Most of the time, attackers gain access to user accounts through leaks that occurred on third-party resources. Many people use the same usernames and passwords for all online services, so scammers, upon gaining access to one, use the login details to access others, information security experts say. OKAY.

Another popular method among cybercriminals is to automatically search for different combinations and characters to find the correct password and login. It all starts with something simple: last name, phone number, year of birth, etc. Scammers also often change passwords. Therefore, if the user changed the password on the resource, but added only one extra digit, such a password is also easy to hack.

Third are phishing attacks, when attackers impersonate resources that the user trusts (banks, workplace, stores, etc.) and offer to follow a link, scan a QR code and enter data in a “familiar” but fake interface.

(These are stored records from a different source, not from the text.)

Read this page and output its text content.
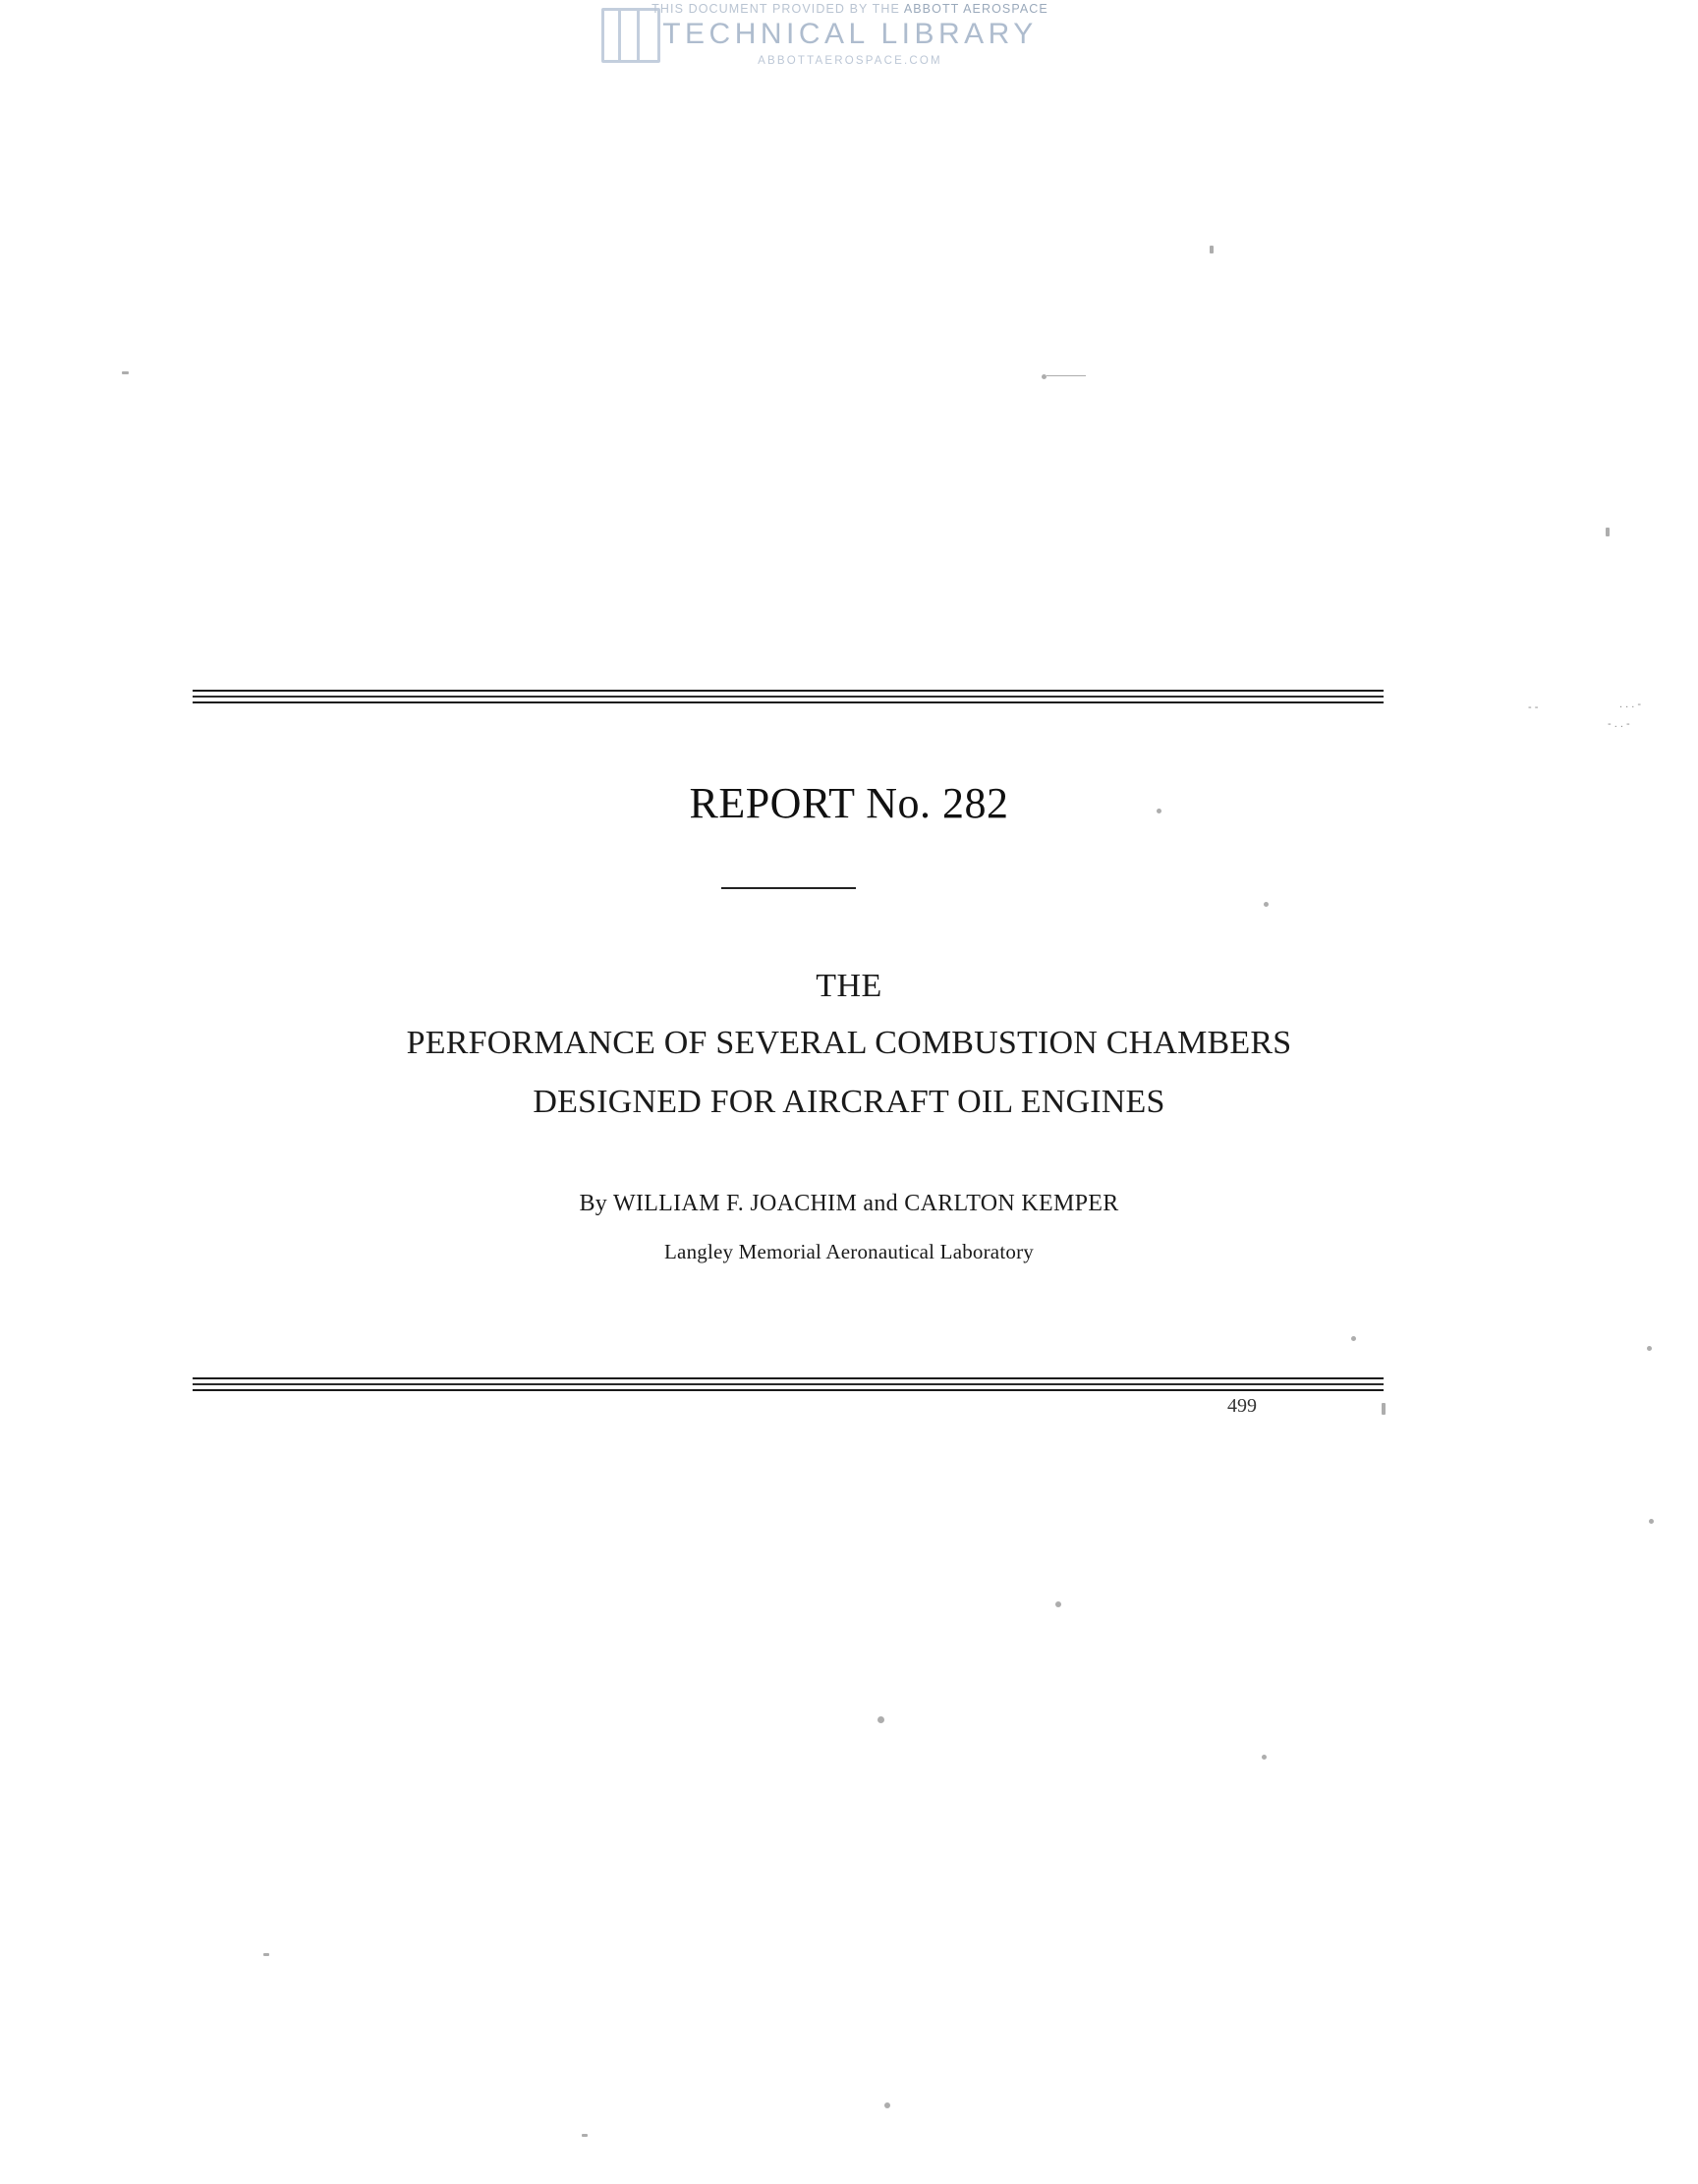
THIS DOCUMENT PROVIDED BY THE ABBOTT AEROSPACE
TECHNICAL LIBRARY
ABBOTTAEROSPACE.COM
- -	. . . -
- . . -
REPORT No. 282
THE
PERFORMANCE OF SEVERAL COMBUSTION CHAMBERS
DESIGNED FOR AIRCRAFT OIL ENGINES
By WILLIAM F. JOACHIM and CARLTON KEMPER
Langley Memorial Aeronautical Laboratory
499
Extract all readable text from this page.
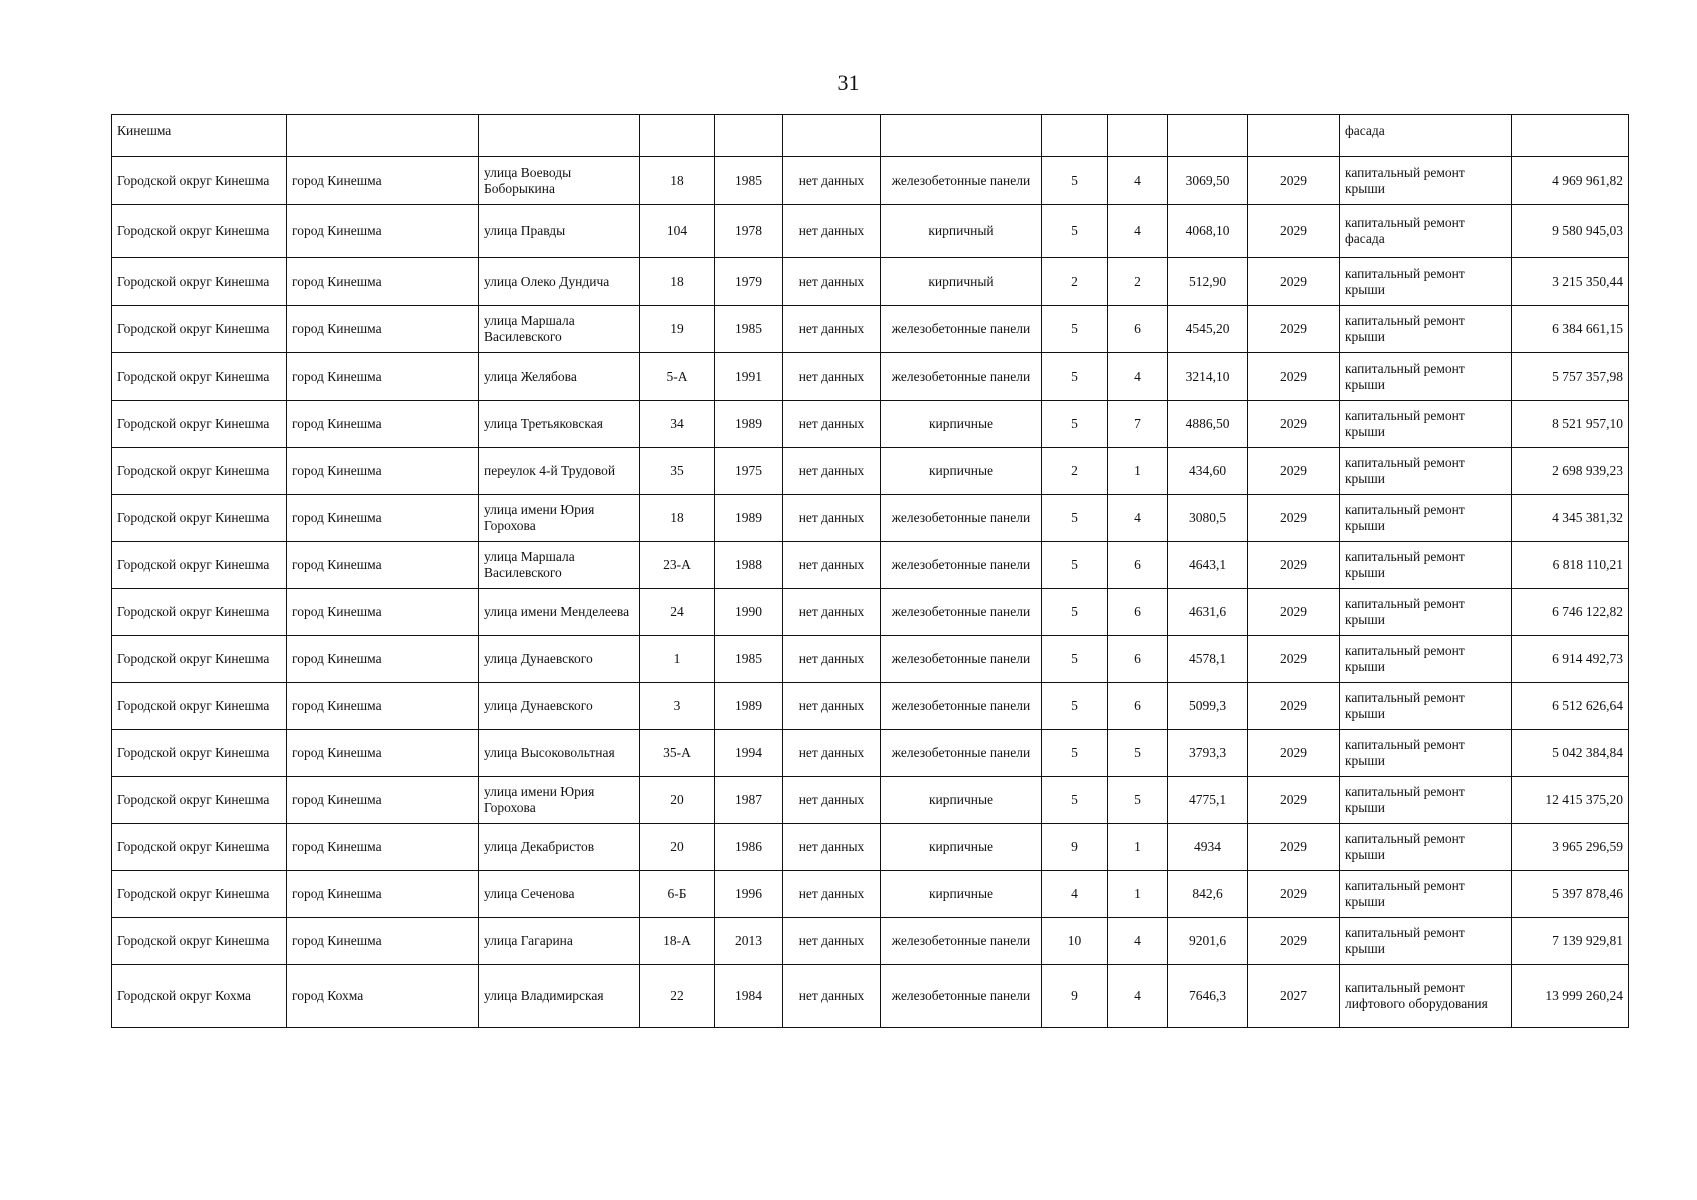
31
Кинешма											фасада	
Городской округ Кинешма	город Кинешма	улица Воеводы Боборыкина	18	1985	нет данных	железобетонные панели	5	4	3069,50	2029	капитальный ремонт крыши	4 969 961,82
Городской округ Кинешма	город Кинешма	улица Правды	104	1978	нет данных	кирпичный	5	4	4068,10	2029	капитальный ремонт фасада	9 580 945,03
Городской округ Кинешма	город Кинешма	улица Олеко Дундича	18	1979	нет данных	кирпичный	2	2	512,90	2029	капитальный ремонт крыши	3 215 350,44
Городской округ Кинешма	город Кинешма	улица Маршала Василевского	19	1985	нет данных	железобетонные панели	5	6	4545,20	2029	капитальный ремонт крыши	6 384 661,15
Городской округ Кинешма	город Кинешма	улица Желябова	5-А	1991	нет данных	железобетонные панели	5	4	3214,10	2029	капитальный ремонт крыши	5 757 357,98
Городской округ Кинешма	город Кинешма	улица Третьяковская	34	1989	нет данных	кирпичные	5	7	4886,50	2029	капитальный ремонт крыши	8 521 957,10
Городской округ Кинешма	город Кинешма	переулок 4-й Трудовой	35	1975	нет данных	кирпичные	2	1	434,60	2029	капитальный ремонт крыши	2 698 939,23
Городской округ Кинешма	город Кинешма	улица имени Юрия Горохова	18	1989	нет данных	железобетонные панели	5	4	3080,5	2029	капитальный ремонт крыши	4 345 381,32
Городской округ Кинешма	город Кинешма	улица Маршала Василевского	23-А	1988	нет данных	железобетонные панели	5	6	4643,1	2029	капитальный ремонт крыши	6 818 110,21
Городской округ Кинешма	город Кинешма	улица имени Менделеева	24	1990	нет данных	железобетонные панели	5	6	4631,6	2029	капитальный ремонт крыши	6 746 122,82
Городской округ Кинешма	город Кинешма	улица Дунаевского	1	1985	нет данных	железобетонные панели	5	6	4578,1	2029	капитальный ремонт крыши	6 914 492,73
Городской округ Кинешма	город Кинешма	улица Дунаевского	3	1989	нет данных	железобетонные панели	5	6	5099,3	2029	капитальный ремонт крыши	6 512 626,64
Городской округ Кинешма	город Кинешма	улица Высоковольтная	35-А	1994	нет данных	железобетонные панели	5	5	3793,3	2029	капитальный ремонт крыши	5 042 384,84
Городской округ Кинешма	город Кинешма	улица имени Юрия Горохова	20	1987	нет данных	кирпичные	5	5	4775,1	2029	капитальный ремонт крыши	12 415 375,20
Городской округ Кинешма	город Кинешма	улица Декабристов	20	1986	нет данных	кирпичные	9	1	4934	2029	капитальный ремонт крыши	3 965 296,59
Городской округ Кинешма	город Кинешма	улица Сеченова	6-Б	1996	нет данных	кирпичные	4	1	842,6	2029	капитальный ремонт крыши	5 397 878,46
Городской округ Кинешма	город Кинешма	улица Гагарина	18-А	2013	нет данных	железобетонные панели	10	4	9201,6	2029	капитальный ремонт крыши	7 139 929,81
Городской округ Кохма	город Кохма	улица Владимирская	22	1984	нет данных	железобетонные панели	9	4	7646,3	2027	капитальный ремонт лифтового оборудования	13 999 260,24
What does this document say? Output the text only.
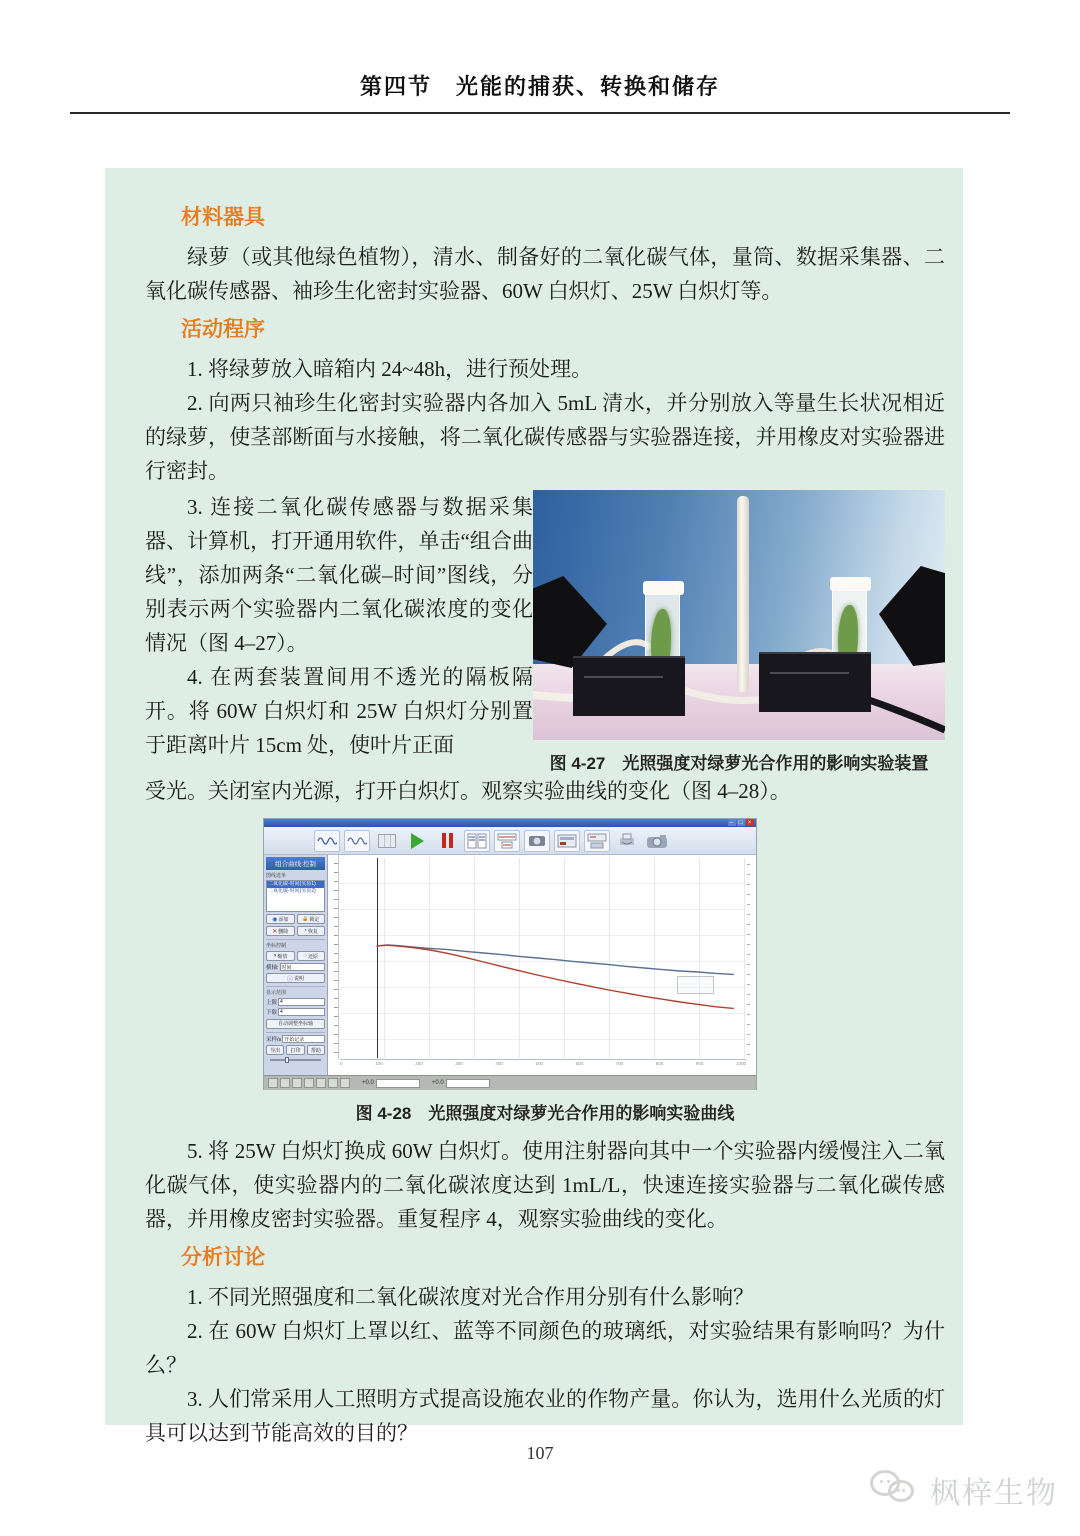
第四节　光能的捕获、转换和储存
材料器具

绿萝（或其他绿色植物），清水、制备好的二氧化碳气体，量筒、数据采集器、二氧化碳传感器、袖珍生化密封实验器、60W 白炽灯、25W 白炽灯等。

活动程序

1. 将绿萝放入暗箱内 24~48h，进行预处理。

2. 向两只袖珍生化密封实验器内各加入 5mL 清水，并分别放入等量生长状况相近的绿萝，使茎部断面与水接触，将二氧化碳传感器与实验器连接，并用橡皮对实验器进行密封。

3. 连接二氧化碳传感器与数据采集器、计算机，打开通用软件，单击“组合曲线”，添加两条“二氧化碳–时间”图线，分别表示两个实验器内二氧化碳浓度的变化情况（图 4–27）。

4. 在两套装置间用不透光的隔板隔开。将 60W 白炽灯和 25W 白炽灯分别置于距离叶片 15cm 处，使叶片正面

图 4-27　光照强度对绿萝光合作用的影响实验装置

受光。关闭室内光源，打开白炽灯。观察实验曲线的变化（图 4–28）。

– □ ×
组合曲线:控制
图线选单
二氧化碳-时间(实验1)
二氧化碳-时间(实验2)
◉ 添加	🔒 锁定
✕ 删除	◔ 恢复
坐标控制
◑ 缩放	◌ 还原
横轴: 时间
ⓘ 说明
显示范围
上限 4
下限 4
自动调整坐标轴
采样/s 开始记录
导出	打印	帮助
0	100	200	300	400	500	600	700	800	900	1000
+0.0	+0.0
图 4-28　光照强度对绿萝光合作用的影响实验曲线

5. 将 25W 白炽灯换成 60W 白炽灯。使用注射器向其中一个实验器内缓慢注入二氧化碳气体，使实验器内的二氧化碳浓度达到 1mL/L，快速连接实验器与二氧化碳传感器，并用橡皮密封实验器。重复程序 4，观察实验曲线的变化。

分析讨论

1. 不同光照强度和二氧化碳浓度对光合作用分别有什么影响？

2. 在 60W 白炽灯上罩以红、蓝等不同颜色的玻璃纸，对实验结果有影响吗？为什么？

3. 人们常采用人工照明方式提高设施农业的作物产量。你认为，选用什么光质的灯具可以达到节能高效的目的？

107
枫梓生物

More than 40% of respondents reported that they were not using two-factor authentication, putting their accounts at risk. Another 26% clicked on a phishing link on their own and 10% had the same password to log in to different accounts.

3% of Russians admitted that they write down their passwords on paper, and 2% noticed that their password was included in a photo posted on social networks.

OK experts have identified the most common mistakes when maintaining online security:

• Changing passwords is too “logical”: adding an additional number, special character or letter to the old password;
• use of full name, year of birth and other personal information in passwords;
• simple and easily recognizable response to the keyword (relevant for bank accounts);
• use of an email, bank cards, mobile phones for all services;
• connect to unverified Internet networks in public places.

More than 3.6 users of the Rabota.ru service from all regions of Russia took part in the study.